There were only ever two distinct generations of Rambler Americans: the original 1950-1952 version, which was reprised for 1958 (sedan only) and 1959 (wagon).
It got some new sheet metal and an interior update for 1961, but under that dumpy little box, the same chassis and ancient flathead six were still hiding (CC here).
Ramblers finally got fresh new bodies in 1963 (Classic and Ambassador) and 1964 (American). In order to afford the tooling, AMC used the same basic body for all three lines, with the American’s body losing a slice down the middle. Clever. It was a fresh, clean and up-to date look at the time, but period road tests consistently faulted the Ramblers for exceptionally dull handling. That trait came to be very closely associated with the brand; as in rambling all over a curve.
The compact market took a protracted dive in the second half of the sixties, as buyers gravitated either to sporty cars like the Mustang, which could be had for very little more, or to imports. This generation of Americans never sold really well, and sales drooped as the years went by.
By in 1969, to stimulate sagging sales, AMC offered a very basic Rambler two door for only $1998 ($12k adjusted), two hundred bucks more than the 1950 original, despite almost two decades of inflation. Quite the change from the original 1950 Rambler premium compact premise. It did give a bump in sales of the two-door in its final year. But in 1970, the AMC Hornet arrived, trying hard to inject some life into the segment.
A mere 13,233 Rambler wagons were built in 1969, so these aren’t exactly too common anymore. By 1969, incomes were up, and compact wagons didn’t really didn’t make sense for traditional wagon buyers: families. For a couple more bucks per month, there was a plethora of mid-sized wagons beckoning. It explains why GM never bothered with wagons for the 1968 and-up Novas and such; the Falcon wagon (now Fairlane-sized) went away too after 1970, and even the stalwart Chrysler compacts lost the wagon with their 1967 redesign. It was a dead end at the time, until little Japanese wagons became the rage again, within a few years.
This top-line 440 wagon bucked the trend, or more like rode it. Instead of the popular thrifty sixes of yore, it packed AMC’s second-gen compact V8, which arrived in 1966.
The 290 was offered in two versions for the Rambler: a 200 (gross) hp two-barrel, like this one, and a 225 hp version was optional on the Rogue coupe. The standard six was the 199 incher; the 232 version was optional. Good strong American motors.
Then there was the ultimate non-Rambler, the cartoonish SC/Rambler-Hurst coupe, one of the more outlandish fruits of the muscle-car era. With a 315 hp 390 V8 and Hurst-shifted four speed, it was plenty fast, in a straight line. Only 1512 of these “Scramblers” were built, and they are undoubtedly a desirable collectible. Now that was quite the send-off for the brand; the automotive version of a cherry bomb.
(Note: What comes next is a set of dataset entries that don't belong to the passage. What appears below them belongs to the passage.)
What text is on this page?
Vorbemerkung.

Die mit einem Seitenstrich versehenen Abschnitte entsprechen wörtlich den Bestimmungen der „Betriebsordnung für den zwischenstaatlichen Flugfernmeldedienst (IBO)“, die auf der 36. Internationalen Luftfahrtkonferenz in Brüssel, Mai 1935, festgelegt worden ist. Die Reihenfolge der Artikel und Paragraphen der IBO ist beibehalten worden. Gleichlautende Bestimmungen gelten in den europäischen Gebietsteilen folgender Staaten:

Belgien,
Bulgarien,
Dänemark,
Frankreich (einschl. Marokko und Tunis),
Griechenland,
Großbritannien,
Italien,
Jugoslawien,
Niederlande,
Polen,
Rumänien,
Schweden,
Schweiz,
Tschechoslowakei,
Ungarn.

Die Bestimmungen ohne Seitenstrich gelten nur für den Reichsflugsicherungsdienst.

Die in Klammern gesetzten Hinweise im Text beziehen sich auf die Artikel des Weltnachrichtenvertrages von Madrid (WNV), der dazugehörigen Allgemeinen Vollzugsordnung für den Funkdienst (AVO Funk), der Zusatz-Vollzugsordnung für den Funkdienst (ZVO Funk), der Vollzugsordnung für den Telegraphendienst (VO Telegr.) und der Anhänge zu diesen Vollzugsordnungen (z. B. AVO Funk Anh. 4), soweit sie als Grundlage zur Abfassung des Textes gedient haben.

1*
The Rambler’s interior is hardly memorable (that’s an aftermarket wheel). Of course, some might argue that the sparse clean arrangement of its gauges is better than the deeply-sculpted plastic caves that soon dominated in the seventies. Reminds a bit of Studebaker’s last dashboard; maybe it’s a dying brand thing.
The Rambler brand was finished, but American Motors still had a few more interesting chapters ahead of it. But unlike GM and Chrysler, that never included a Chapter 11.